Como si hubiera dicho que se había desayunado esa mañana, exactamente.

¡Qué estoicismo el de aquel hombre! A la media hora después del trallazo, su cara serena no mostraba agitación ninguna; y a una media hora más de camino, se encontró con el tilbury del doctor, que se había roto un eje contra un tacurú, por disparar por mal camino.

— ¡Había tenido razón, mi amigo! —gritó el doctor sinceramente arrepentido—. Ahora ya no llego en dos días… y me espera un enfermo grave, allá en lo de Muchut.

El doctor vio a Don Babel bajar la cabeza, empezar a hacer muecas con la cara y pasar de largo en silencio y de prisa, y sin mirarlo.

— ¡Tome, amigo, para usté, este reloj… es de oro!

El criollo se aproximó a él con pasos oblicuos, casi sin mirarle, tendiendo la mano, y…

¡¡Crajj!!

La tralla, arrebatada bruscamente de la mano del doctor, cayó sobre su pecho y espalda y se le enrosco al pecho silbando mientras el reloj volaba por los aires.

2

— ¿Para qué quiero su reló? No, doctor, no, deje nomas la culata… es inútil… que no es hombre usté de asesinarme aquí en el campo… y menos estando yo desarmado. No grite, doctor, que lo que hice es muy justo… no se enoje… Ni se apure tampoco que ahurita voy corriendo al puesto de aquí y le voy a trair tilbury y caballo… En esta tierra hay que aprender a andar a caballo nomas, doctor, que los coches con los malos caminos son al cuete…

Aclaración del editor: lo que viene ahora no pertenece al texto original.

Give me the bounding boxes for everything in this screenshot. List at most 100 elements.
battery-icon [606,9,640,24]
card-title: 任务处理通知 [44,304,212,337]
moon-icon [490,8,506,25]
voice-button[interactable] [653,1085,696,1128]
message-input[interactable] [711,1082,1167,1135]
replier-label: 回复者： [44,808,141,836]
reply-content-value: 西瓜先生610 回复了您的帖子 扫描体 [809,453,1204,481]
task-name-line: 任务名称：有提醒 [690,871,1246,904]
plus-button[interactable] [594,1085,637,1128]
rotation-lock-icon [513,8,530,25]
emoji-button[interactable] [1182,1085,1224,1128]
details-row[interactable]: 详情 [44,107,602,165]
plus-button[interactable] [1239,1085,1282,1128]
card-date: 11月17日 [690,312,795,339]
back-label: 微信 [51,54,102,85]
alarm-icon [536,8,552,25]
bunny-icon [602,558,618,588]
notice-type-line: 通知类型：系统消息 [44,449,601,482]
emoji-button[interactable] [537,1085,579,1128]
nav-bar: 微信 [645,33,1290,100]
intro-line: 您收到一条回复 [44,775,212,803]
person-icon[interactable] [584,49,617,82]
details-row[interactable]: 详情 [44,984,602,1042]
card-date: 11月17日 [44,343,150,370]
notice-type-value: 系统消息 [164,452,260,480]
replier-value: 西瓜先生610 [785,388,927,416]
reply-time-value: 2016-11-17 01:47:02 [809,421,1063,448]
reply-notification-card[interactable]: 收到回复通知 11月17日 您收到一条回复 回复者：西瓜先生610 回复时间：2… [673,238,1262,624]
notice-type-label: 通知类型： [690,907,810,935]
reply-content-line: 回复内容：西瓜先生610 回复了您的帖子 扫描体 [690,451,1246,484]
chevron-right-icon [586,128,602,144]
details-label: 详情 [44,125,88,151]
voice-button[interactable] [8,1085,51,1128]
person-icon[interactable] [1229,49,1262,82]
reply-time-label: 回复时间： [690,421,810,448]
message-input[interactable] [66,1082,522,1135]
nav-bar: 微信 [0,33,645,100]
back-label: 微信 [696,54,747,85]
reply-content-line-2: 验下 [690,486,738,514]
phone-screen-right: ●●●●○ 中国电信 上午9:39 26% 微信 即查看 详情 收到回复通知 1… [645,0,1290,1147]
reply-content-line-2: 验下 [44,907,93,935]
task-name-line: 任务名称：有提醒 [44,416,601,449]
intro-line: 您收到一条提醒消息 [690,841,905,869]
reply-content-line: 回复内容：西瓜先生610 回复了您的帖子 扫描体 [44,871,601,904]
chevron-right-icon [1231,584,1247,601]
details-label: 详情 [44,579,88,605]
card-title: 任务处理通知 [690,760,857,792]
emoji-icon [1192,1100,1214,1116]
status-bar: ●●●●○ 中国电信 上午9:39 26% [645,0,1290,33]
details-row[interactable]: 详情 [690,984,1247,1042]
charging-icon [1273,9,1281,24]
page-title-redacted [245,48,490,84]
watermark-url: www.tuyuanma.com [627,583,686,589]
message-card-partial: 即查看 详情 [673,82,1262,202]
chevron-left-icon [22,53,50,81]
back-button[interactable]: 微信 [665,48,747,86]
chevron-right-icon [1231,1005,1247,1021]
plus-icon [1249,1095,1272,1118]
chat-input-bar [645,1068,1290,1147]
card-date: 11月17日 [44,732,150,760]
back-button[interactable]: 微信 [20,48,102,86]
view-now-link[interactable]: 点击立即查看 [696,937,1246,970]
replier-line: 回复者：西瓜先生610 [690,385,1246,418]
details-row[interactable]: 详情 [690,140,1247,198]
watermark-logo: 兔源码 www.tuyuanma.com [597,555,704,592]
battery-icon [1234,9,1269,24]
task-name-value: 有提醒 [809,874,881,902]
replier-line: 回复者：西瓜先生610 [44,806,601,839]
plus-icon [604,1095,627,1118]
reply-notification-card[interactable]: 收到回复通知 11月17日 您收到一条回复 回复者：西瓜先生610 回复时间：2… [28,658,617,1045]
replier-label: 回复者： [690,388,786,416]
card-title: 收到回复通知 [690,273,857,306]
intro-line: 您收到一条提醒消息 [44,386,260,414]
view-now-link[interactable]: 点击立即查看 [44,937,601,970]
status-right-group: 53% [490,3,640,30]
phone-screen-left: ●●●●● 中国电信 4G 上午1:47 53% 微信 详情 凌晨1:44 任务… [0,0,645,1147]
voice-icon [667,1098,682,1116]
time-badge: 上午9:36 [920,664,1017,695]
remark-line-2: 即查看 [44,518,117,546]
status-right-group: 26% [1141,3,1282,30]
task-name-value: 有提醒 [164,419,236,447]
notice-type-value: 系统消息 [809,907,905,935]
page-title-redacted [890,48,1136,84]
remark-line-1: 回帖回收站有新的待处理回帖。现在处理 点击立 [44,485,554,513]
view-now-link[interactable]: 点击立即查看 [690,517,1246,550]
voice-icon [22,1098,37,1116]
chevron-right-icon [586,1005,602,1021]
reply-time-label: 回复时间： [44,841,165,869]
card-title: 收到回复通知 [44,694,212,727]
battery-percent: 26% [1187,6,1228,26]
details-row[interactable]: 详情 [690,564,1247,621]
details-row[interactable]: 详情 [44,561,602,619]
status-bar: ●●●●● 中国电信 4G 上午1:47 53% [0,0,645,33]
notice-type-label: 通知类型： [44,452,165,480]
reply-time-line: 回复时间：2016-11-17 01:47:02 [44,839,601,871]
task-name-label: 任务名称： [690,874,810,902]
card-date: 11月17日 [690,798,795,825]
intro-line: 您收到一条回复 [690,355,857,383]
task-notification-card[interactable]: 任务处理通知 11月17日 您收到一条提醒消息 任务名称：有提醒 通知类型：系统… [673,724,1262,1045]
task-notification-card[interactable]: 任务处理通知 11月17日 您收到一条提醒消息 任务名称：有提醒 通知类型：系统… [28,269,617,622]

— ¡Perdóneme, caráspita…! Me he arrebatado, canario, como suelo, ¡malhaya! Acépteme el reloj, como pago del servicio, ¡caray!

(No me acuerdo bien ahora si las interjecciones del doctor eran éstas u otras… de que no quiero acordarme).

— Acepte, caramba, el reloj por el servicio y la lección.

— No, doctor, si el servicio no lo hago por usté… lo hago por el enfermo.

Hay que dominar la ira, muchachos. Porque si un patrón le pega un sopapo a un peón y el peón se domina, el peón es patrón en ese momento y el patrón es un esclavo.